I confess I don't understand why the LSAT has a "games" section (aka "analytical reasoning"). This section tests an ability to understand relationships among a handful of variables and to see the different ways that different combinations of those variables can fit different criteria. The skill set seems to be keeping a lot of variables in mind and working with how a change in the boundaries of a problem changes how the different pieces can relate to each other. That is an important skill set in many professions, to be sure; it's something that I did all the time when I was in engineering graduate school. But I wonder, how important is that skill to either the study or the practice of law? What kinds of legal tasks rely heavily on that skill?
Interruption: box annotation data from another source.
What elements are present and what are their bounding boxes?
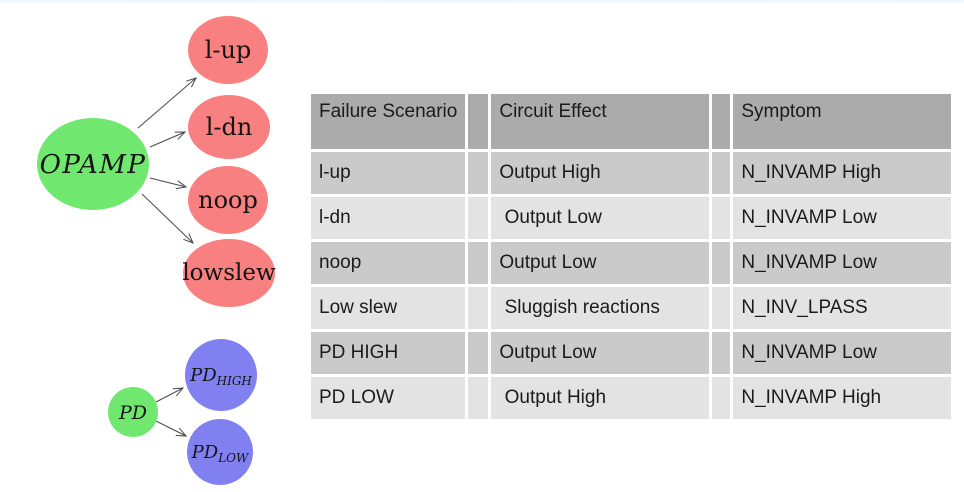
cell-symptom: N_INVAMP High — [733, 152, 952, 194]
edge-pd-pdhigh — [155, 387, 185, 403]
node-l-up — [188, 16, 268, 84]
node-pd-high-label: PDHIGH — [189, 365, 252, 388]
spacer-cell — [712, 332, 731, 374]
edge-opamp-lup — [137, 77, 197, 129]
node-l-dn-label: l-dn — [206, 113, 253, 141]
table-row: l-up Output High N_INVAMP High — [311, 152, 952, 194]
cell-symptom: N_INVAMP Low — [733, 332, 952, 374]
edge-opamp-lowslew — [141, 193, 194, 244]
table-header-row: Failure Scenario Circuit Effect Symptom — [311, 94, 952, 149]
failure-scenario-table: Failure Scenario Circuit Effect Symptom … — [308, 91, 954, 422]
node-pd-label: PD — [118, 402, 147, 424]
fault-tree-diagram: OPAMP l-up l-dn noop lowslew PD PDHIGH P… — [37, 16, 276, 485]
cell-effect: Output High — [491, 152, 710, 194]
header-spacer — [468, 94, 489, 149]
node-noop-label: noop — [198, 186, 258, 214]
header-failure-scenario: Failure Scenario — [311, 94, 466, 149]
cell-symptom: N_INVAMP High — [733, 377, 952, 419]
pd-low-base: PD — [191, 442, 219, 463]
spacer-cell — [712, 242, 731, 284]
node-pd — [108, 387, 158, 437]
cell-symptom: N_INV_LPASS — [733, 287, 952, 329]
edge-opamp-noop — [149, 177, 188, 190]
top-edge-highlight — [0, 0, 964, 4]
spacer-cell — [712, 152, 731, 194]
table-row: PD LOW Output High N_INVAMP High — [311, 377, 952, 419]
edge-opamp-ldn — [149, 131, 187, 148]
table-row: l-dn Output Low N_INVAMP Low — [311, 197, 952, 239]
node-noop — [188, 166, 268, 234]
cell-scenario: l-dn — [311, 197, 466, 239]
cell-effect: Output Low — [491, 332, 710, 374]
cell-scenario: l-up — [311, 152, 466, 194]
table-row: noop Output Low N_INVAMP Low — [311, 242, 952, 284]
cell-scenario: PD HIGH — [311, 332, 466, 374]
spacer-cell — [468, 332, 489, 374]
spacer-cell — [468, 377, 489, 419]
cell-scenario: Low slew — [311, 287, 466, 329]
spacer-cell — [712, 287, 731, 329]
node-pd-high — [185, 339, 257, 411]
edge-pd-pdlow — [155, 420, 188, 437]
spacer-cell — [712, 197, 731, 239]
node-lowslew — [183, 239, 275, 307]
node-l-up-label: l-up — [205, 36, 252, 64]
header-symptom: Symptom — [733, 94, 952, 149]
cell-effect: Output High — [491, 377, 710, 419]
cell-effect: Output Low — [491, 242, 710, 284]
node-l-dn — [188, 95, 270, 159]
cell-symptom: N_INVAMP Low — [733, 242, 952, 284]
node-opamp-label: OPAMP — [40, 150, 147, 180]
spacer-cell — [468, 242, 489, 284]
cell-effect: Output Low — [491, 197, 710, 239]
pd-high-subscript: HIGH — [216, 374, 253, 388]
spacer-cell — [712, 377, 731, 419]
table-row: PD HIGH Output Low N_INVAMP Low — [311, 332, 952, 374]
header-circuit-effect: Circuit Effect — [491, 94, 710, 149]
pd-high-base: PD — [189, 365, 217, 386]
header-spacer — [712, 94, 731, 149]
node-pd-low-label: PDLOW — [191, 442, 250, 465]
spacer-cell — [468, 197, 489, 239]
pd-low-subscript: LOW — [217, 451, 250, 465]
cell-scenario: PD LOW — [311, 377, 466, 419]
cell-scenario: noop — [311, 242, 466, 284]
cell-symptom: N_INVAMP Low — [733, 197, 952, 239]
cell-effect: Sluggish reactions — [491, 287, 710, 329]
node-lowslew-label: lowslew — [182, 260, 276, 286]
spacer-cell — [468, 152, 489, 194]
node-opamp — [37, 118, 149, 210]
table-row: Low slew Sluggish reactions N_INV_LPASS — [311, 287, 952, 329]
spacer-cell — [468, 287, 489, 329]
node-pd-low — [187, 419, 253, 485]
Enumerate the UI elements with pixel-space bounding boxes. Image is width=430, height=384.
The Law School Admission Council's report on the history of different LSAT questions explains that the purpose of these questions is "to understand the structure of a relationship," and claims that they "represent the kind of detailed analyses necessary in solving legal problems."(p.8) But I don't see why. (The report cites a 1993 study, but I couldn't find it online.) It's not clear to me that this particular kind of reasoning is directly relevant to either the study or practice of law.

Some Volokh Conspiracy posts change the world immediately, while others simmer for a while. This one took sixteen years, apparently, as the people who administer the LSAT just announced the following, via Reuters:

The Law School Admission Test will ditch the so-called "logic games" section of the exam in 2024, according to the organization that creates the test, marking a major change to the exam's content.

The change means that perplexing questions such as who gets which meal at a dinner party if Mary has a fish allergy, Devin doesn't eat gluten and Jamal prefers organic will no longer be part of the test.

The Law School Admission Council (LSAC), which develops and administers the test, sent an email on Wednesday to U.S. law schools, which was reviewed by Reuters, notifying them of the change.

Seriously, glad to see this.  I don't think the games section should have ever been part of the test, and it ended up a silly barrier to entry to many that only distorted the admissions process.  Good riddance.